With all of its questionable content and violence, Avatar: The Last Airbender is sure to have a lot of moments where the censors weren't guarding their posts.

Season One
  • In "Imprisoned", Sokka collects an assortment of nuts for dinner and they cannot go to a village to shop for fear of running into Fire Nation soldiers. The response from Katara and Aang is "I'd rather eat fireballs than nuts."
  • In "The Fortuneteller", Aang comes in beaming after eavesdropping on Katara's fortune
    Sokka: Looks like someone had a pretty good bathroom break.
    Aang: Y-yeah... when I was in there...
    Sokka: I don't even want to know.
  • In "The Waterbending Scroll," one of the pirates begins to lower his trousers to moon Zuko. The camera cuts away just before the nudity is exposed.

Season Two
  • In "The Cave of Two Lovers" the gang meets a group of nomads. Their behavior is basically that of a stereotypical hippie, bags under the eyes and all, and their leader is named Chong.
  • In "Bitter Work," Aang has to learn how to stand up to things like an Earthbender. Toph ends up going through his things and stealing his bag of nuts and his staff, which she uses to crack the nuts. Only in the end he has the balls to demand them back. The "delicate instrument" line from this scene doesn't help.
  • "The Drill". Not only is the long stick like drill very phallic in appearance, but when the slurry overflows it looks like a "climax" into the wall.
  • In "The Earth King" there is a scene where Zuko dreams about a serpentine dragon encircling him closely and whispering in his ear with Azula's voice, in a tone that can only be described as extremely seductive. Its exact words are "It's getting late, are you planning to retire soon, my lord? ...Relax, Fire Lord Zuko. Just let go. Give in to it." The Incest "Subtext" in that scene gets pretty close to just being "text", and would be pretty blatantly sexual even if the voice belonged to someone else.

Season Three
  • The dance in "The Headband" could be regarded as G-Rated Sex. Starts out slow and measured... and winds up with Katara and Aang panting and sweating profusely.
    Katara: Aang, everyone's watching us...
    Aang: Don't worry about them. It's just you and me right now...
  • "Nightmares and Daydreams": Zuko's and Mai's behaviour. Keep in mind Mai has an entire house to herself (the website states her family is still in Omashu), and Zuko got rid of the chaperones earlier in the episode. At one point, the camera cuts away while they're together at Mai's house late at night and we see Zuko wearing his hair in a top knot. When the show returns to their side of the story the next morning, Zuko is still there, lounging on her couch, that is in her bedroom, wearing the same clothes, with a badly messed up head of hair.
  • "The Day of Black Sun":
    • One to do with death rather than sex—although they couldn't directly show casualties, over the course of the battle in "Part 1: The Invasion", the number of Water Tribe warriors and Earth Kingdom soldiers we see noticeably dwindles.
    • Azula's downright lecherous line in "Part 2: The Eclipse" about Suki being her "favorite prisoner".
  • The episode "The Southern Raiders" became (in)famous among the fandom for what is a truly epic instance of this trope. Zuko bumps into a very flustered Suki on the way to Sokka's tent, and she hurriedly excuses herself. He walks into Sokka's tent to ask him a question and finds him pants-less and surrounded by flowers and candles. He even greets Zuko with a suggestive "Well helloooo..." before he realizes who it is. After a short talk, he rushes Zuko out and sticks his head out to call for Suki. And if there was any doubt, Sokka is shown the next morning fiddling with a flower necklace, for no apparent reason except to indicate he got lei'd and Suki got deflowered.
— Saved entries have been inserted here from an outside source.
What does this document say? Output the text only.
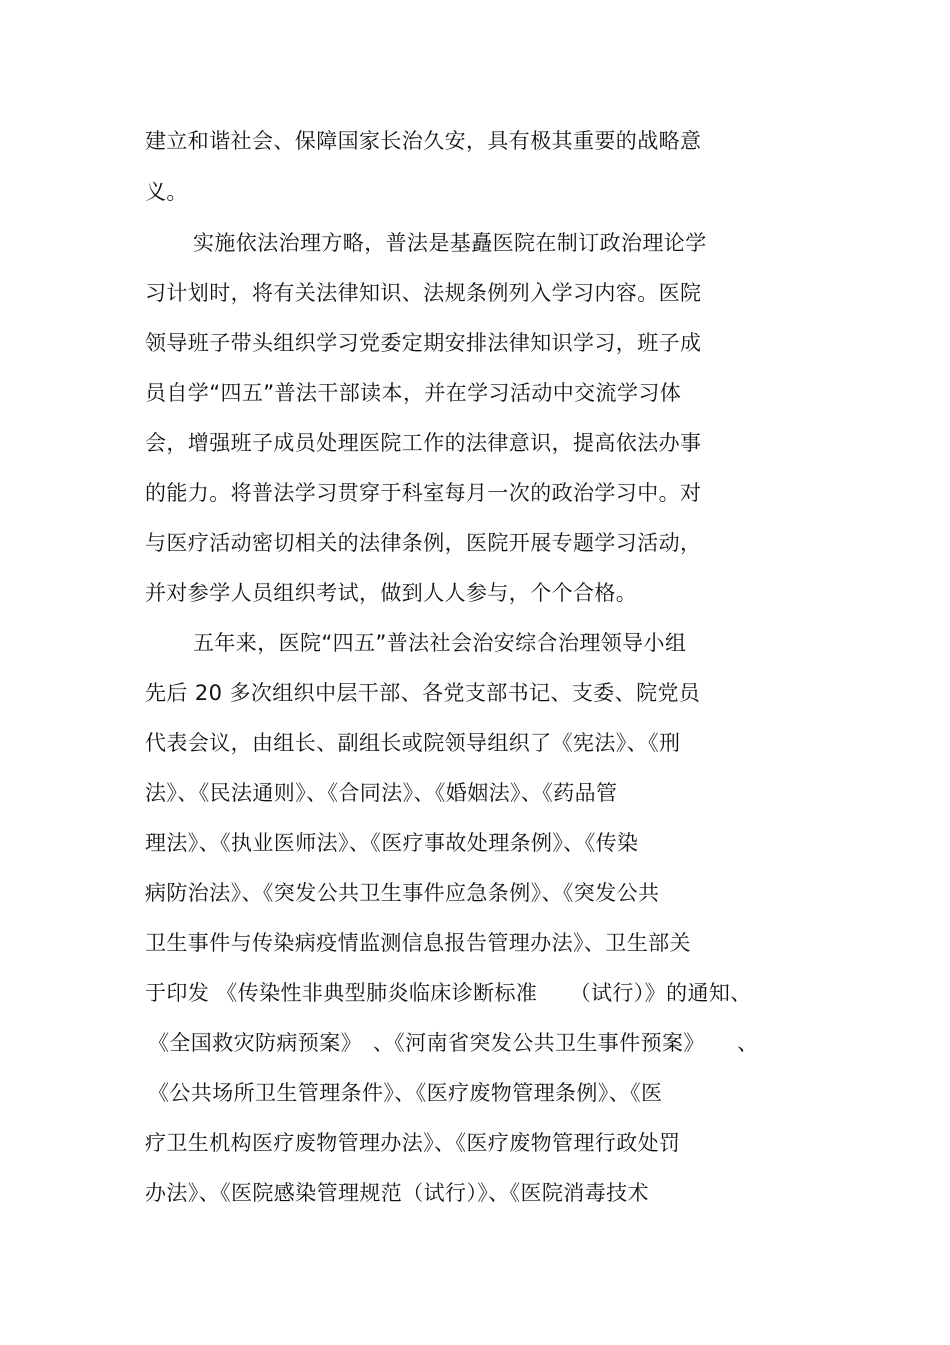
建立和谐社会、保障国家长治久安，具有极其重要的战略意
义。
实施依法治理方略，普法是基矗医院在制订政治理论学
习计划时，将有关法律知识、法规条例列入学习内容。医院
领导班子带头组织学习党委定期安排法律知识学习，班子成
员自学“四五”普法干部读本，并在学习活动中交流学习体
会，增强班子成员处理医院工作的法律意识，提高依法办事
的能力。将普法学习贯穿于科室每月一次的政治学习中。对
与医疗活动密切相关的法律条例，医院开展专题学习活动，
并对参学人员组织考试，做到人人参与，个个合格。
五年来，医院“四五”普法社会治安综合治理领导小组
先后 20 多次组织中层干部、各党支部书记、支委、院党员
代表会议，由组长、副组长或院领导组织了《宪法》、《刑
法》、《民法通则》、《合同法》、《婚姻法》、《药品管
理法》、《执业医师法》、《医疗事故处理条例》、《传染
病防治法》、《突发公共卫生事件应急条例》、《突发公共
卫生事件与传染病疫情监测信息报告管理办法》、卫生部关
于印发 《传染性非典型肺炎临床诊断标准　　（试行）》的通知、
《全国救灾防病预案》　、《河南省突发公共卫生事件预案》　　、
《公共场所卫生管理条件》、《医疗废物管理条例》、《医
疗卫生机构医疗废物管理办法》、《医疗废物管理行政处罚
办法》、《医院感染管理规范（试行）》、《医院消毒技术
  • Aang using "monkey feathers" as an apparent swear, the pronunciation of which is an almost perfect anagram of "motherfucker".
  • The fact that Zuko and Azula's subtext was about two inches away from being text the entire series. Really, it's surprising that they had subtext at all, considering this was a kids' show. To take that a step further, the fact that Azula generally looks and sounds like she's coming on to whoever she happens to be talking to at the moment raises some questionable implications.